AAWU meteorologists forecast from the NWS Sand Lake complex near Ted Stevens International Airport. The AAWU is co-located with the NWS Weather Forecast Office (WFO) Anchorage, the Alaska Regional Operations Center, and the Alaska and Pacific River Forecast Center to maximize collaboration between NWS offices. AAWU forecasters also collaborate with Center Weather Service Unit (CWSU) Anchorage, the Aviation Weather Center, and international forecasts offices in Russia.

Volcanic Ash Center:
The AAWU doubles as the Anchorage Volcanic Ash Advisory Center (VAAC). The VAAC is responsible for detecting and tracking volcanic ash for more than fifty active volcanoes in Alaska. The VAAC also monitors volcanoes on the Kamchatka peninsula in Russia, watching for downstream impacts on the Anchorage Flight Information Region (FIR). The VAAC is tasked with domestic and international warning responsibilities which include issuing volcanic ash advisories and graphics. Meteorologists also monitor several inactive volcanoes for re-suspended volcanic ash threats. These tasks help fulfill obligations under the International Airways Volcano Watch program. The VAAC forecasters also coordinate with the United States Geological Survey (USGS) and international VAAC offices in Washington, D.C., Montreal, and Tokyo.

Forecast Challenges:
Alaska provides several challenging and unique opportunities for forecasters.

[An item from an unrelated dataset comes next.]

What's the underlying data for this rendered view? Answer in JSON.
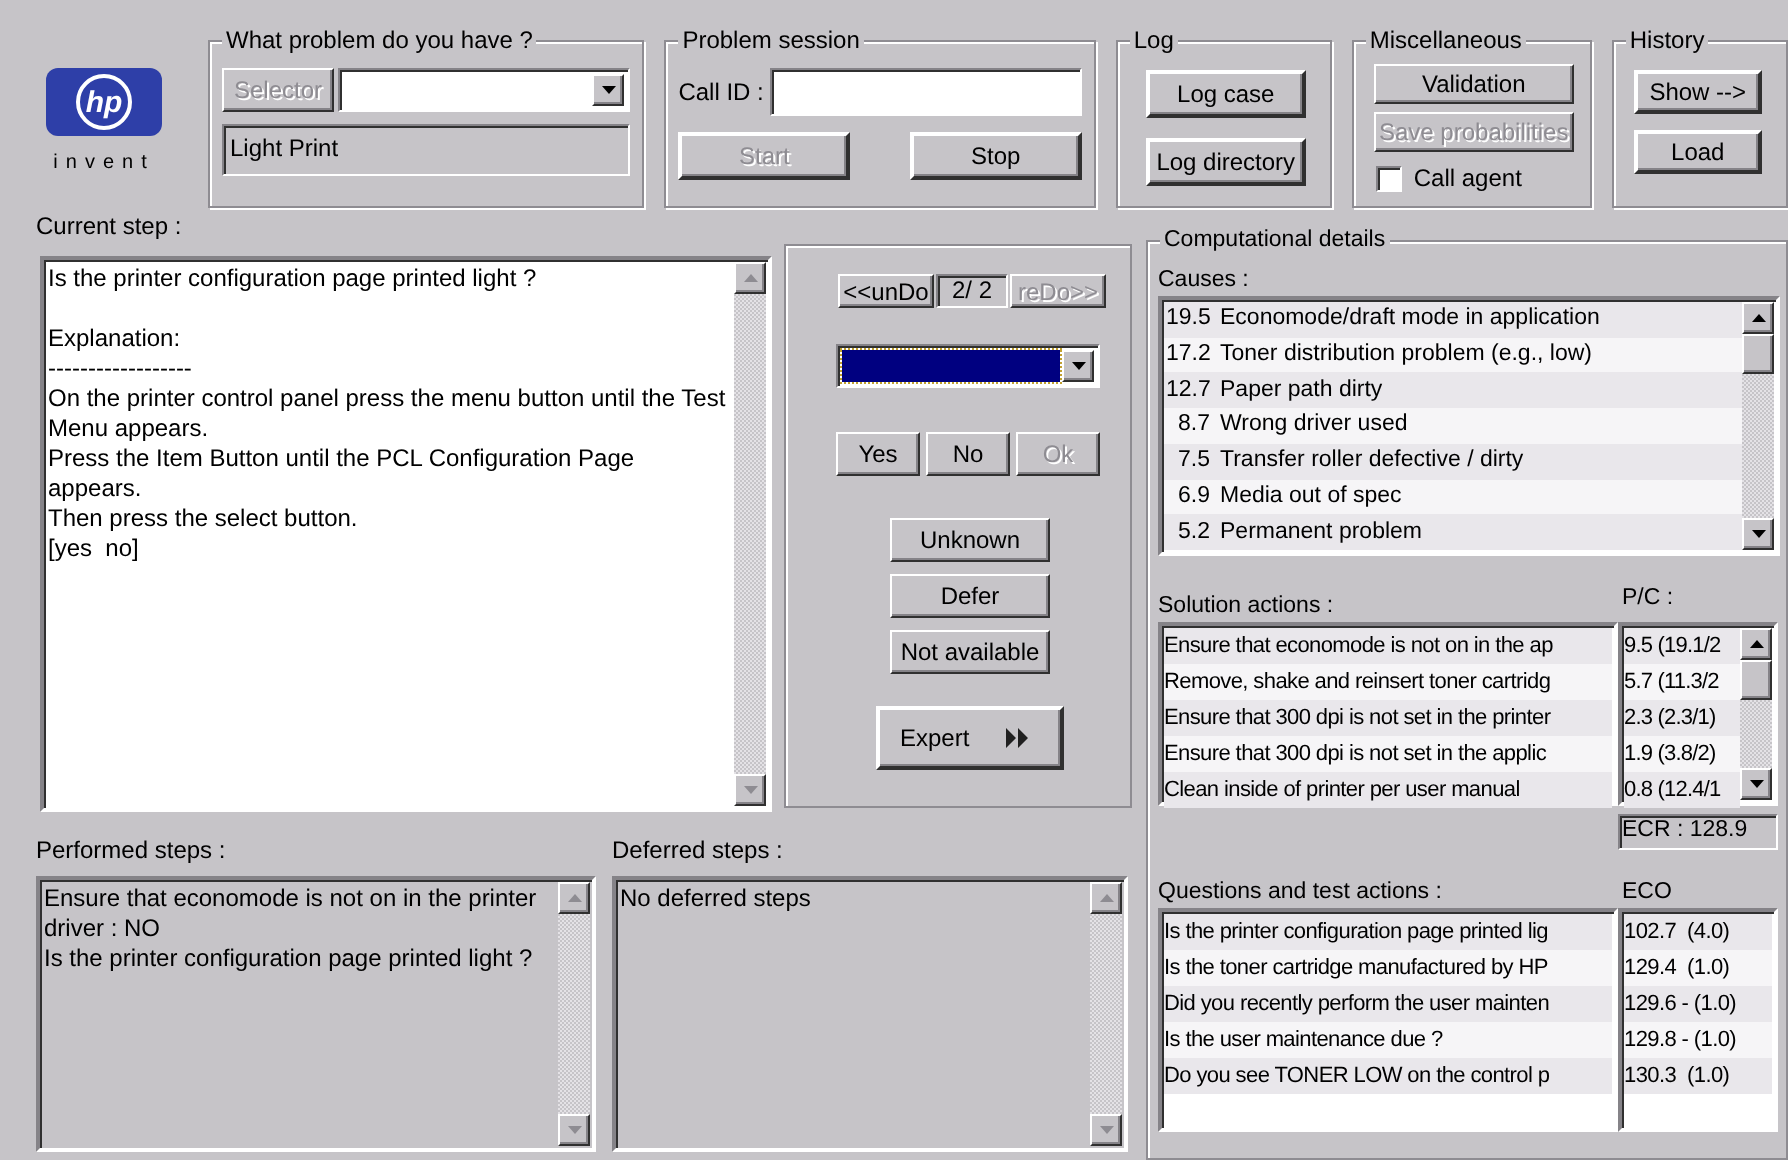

Alaska’s vast and complex terrain is difficult to model due to extreme terrain interactions and extreme data sparsity. For example, surface observations do not exist for many critical mountain pass locations, and the majority of Alaska is not covered by weather radar. Aviation is considered the lifeline of Alaska as nearly 80% of communities are not on a road system. The result is a critical need for AAWU services to fill gaps in observational data to keep the lifeline of Alaska going.